1
votes

I'm writing a netty TCP server that must encode the response based on a responseType value in the request, for example returning Protobuf or JSON. What is the suggested way to implement this?


Our server has a pipeline with a decoder, encoder, and handler.

pipeline.addLast(new RequestDecoder<Request>())
pipeline.addLast(new ResponseEncoder<Response>())
pipeline.addLast(new Handler<Request, Response>())

I considered using the Decoder to add the correct encoder to the pipeline, like this

pipeline.addLast(new RequestDecoder<Request>())
pipeline.addLast(new ResponseEncoder<Response>())
pipeline.addLast(new Handler<Request, Response>())
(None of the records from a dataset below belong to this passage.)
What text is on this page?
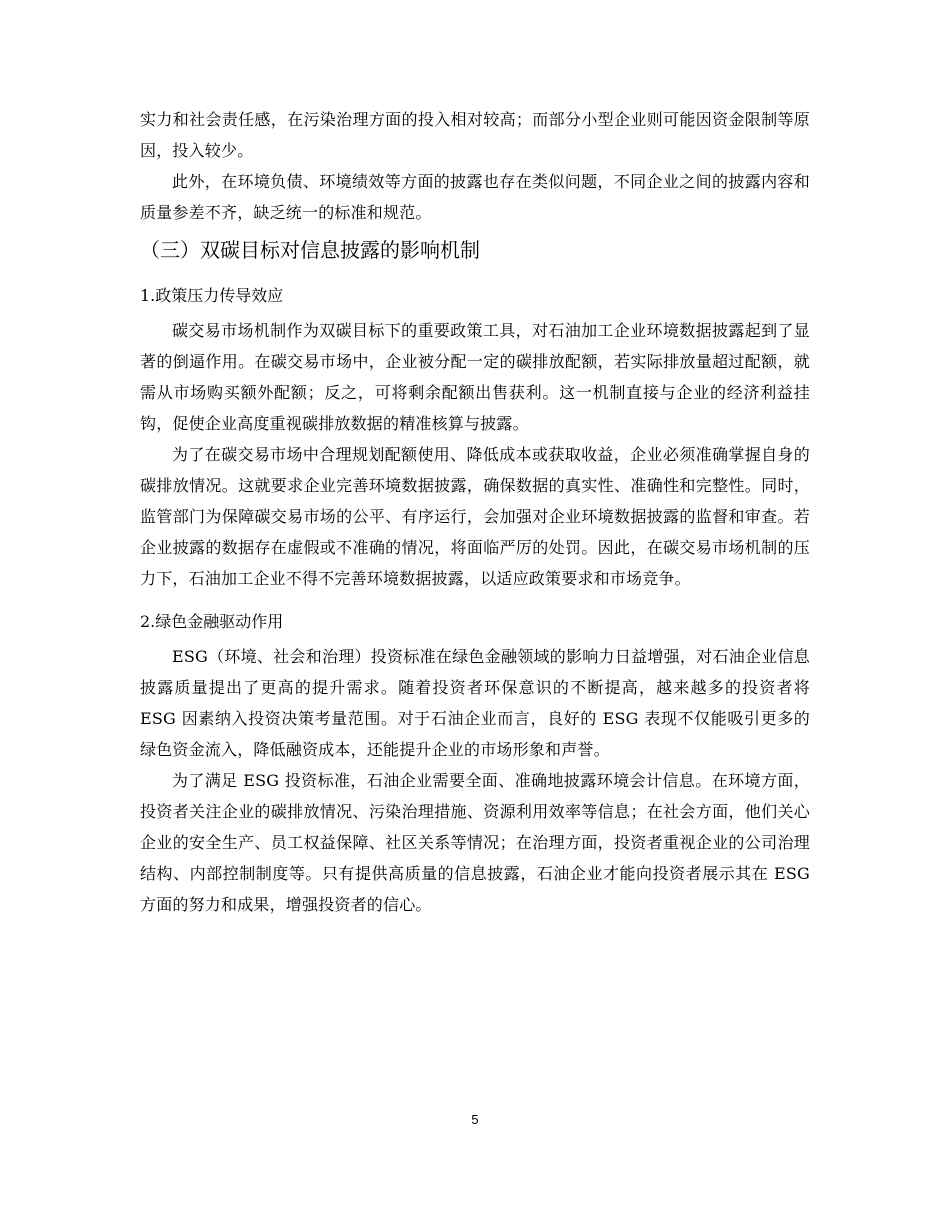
实力和社会责任感，在污染治理方面的投入相对较高；而部分小型企业则可能因资金限制等原因，投入较少。

此外，在环境负债、环境绩效等方面的披露也存在类似问题，不同企业之间的披露内容和质量参差不齐，缺乏统一的标准和规范。

（三）双碳目标对信息披露的影响机制
1.政策压力传导效应

碳交易市场机制作为双碳目标下的重要政策工具，对石油加工企业环境数据披露起到了显著的倒逼作用。在碳交易市场中，企业被分配一定的碳排放配额，若实际排放量超过配额，就需从市场购买额外配额；反之，可将剩余配额出售获利。这一机制直接与企业的经济利益挂钩，促使企业高度重视碳排放数据的精准核算与披露。

为了在碳交易市场中合理规划配额使用、降低成本或获取收益，企业必须准确掌握自身的碳排放情况。这就要求企业完善环境数据披露，确保数据的真实性、准确性和完整性。同时，监管部门为保障碳交易市场的公平、有序运行，会加强对企业环境数据披露的监督和审查。若企业披露的数据存在虚假或不准确的情况，将面临严厉的处罚。因此，在碳交易市场机制的压力下，石油加工企业不得不完善环境数据披露，以适应政策要求和市场竞争。

2.绿色金融驱动作用

ESG（环境、社会和治理）投资标准在绿色金融领域的影响力日益增强，对石油企业信息披露质量提出了更高的提升需求。随着投资者环保意识的不断提高，越来越多的投资者将 ESG 因素纳入投资决策考量范围。对于石油企业而言，良好的 ESG 表现不仅能吸引更多的绿色资金流入，降低融资成本，还能提升企业的市场形象和声誉。

为了满足 ESG 投资标准，石油企业需要全面、准确地披露环境会计信息。在环境方面，投资者关注企业的碳排放情况、污染治理措施、资源利用效率等信息；在社会方面，他们关心企业的安全生产、员工权益保障、社区关系等情况；在治理方面，投资者重视企业的公司治理结构、内部控制制度等。只有提供高质量的信息披露，石油企业才能向投资者展示其在 ESG 方面的努力和成果，增强投资者的信心。

5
class RequestDecoder<Request> {
  public void decode(...) {
    if (request.responseType().equals("protobuf")) {
      ch.pipeline().replace(ResponseEncoder.class, "protobuf", new ProtobufResponseEncoder<Response>());
    } else {
      ch.pipeline().replace(ResponseEncoder.class, "protobuf", new JsonResponseEncoder<Response>());
    }
  }
}

This appears to work but is it correct? The ChannelHandler docs lead me to this design.

A ChannelHandler can be added or removed at any time because a ChannelPipeline is thread safe. For example, you can insert an encryption handler when sensitive information is about to be exchanged, and remove it after the exchange.

The channel may be thread safe but will a channel handle requests serially? If not, if it starts a second request before finishing the first, then will the response for the first request use the encoder set by the second?


Alternatively I could wrap Request with a Protocol object RequestDecoder<Protocol<Request>>, but how would I forward the unwrapped Request to Handler?

1

1 Answers

0
votes

The channel may be thread safe but will a channel handle requests serially?

Netty does not understand the concept of a request/response inherently on a channel unless you add a handler that understands your protocol. In your case it is the encoder/decoder you added. Netty will read data from a channel and send it on the pipeline in the order it is available. Ordering beyond that is as done by the handlers, eg: a handler can decide to asynchronously process these messages and then write them out of order.

If not, if it starts a second request before finishing the first, then will the response for the first request use the encoder set by the second?

Yes if the request/responses are inter-leaved you should not modify the pipeline assuming they are ordered.

In your case, I would suggest having both handlers in the pipeline and let them process the message conditionally otherwise pass it through the pipeline. Alternatively, you can have a single handler that encode messages based on the type.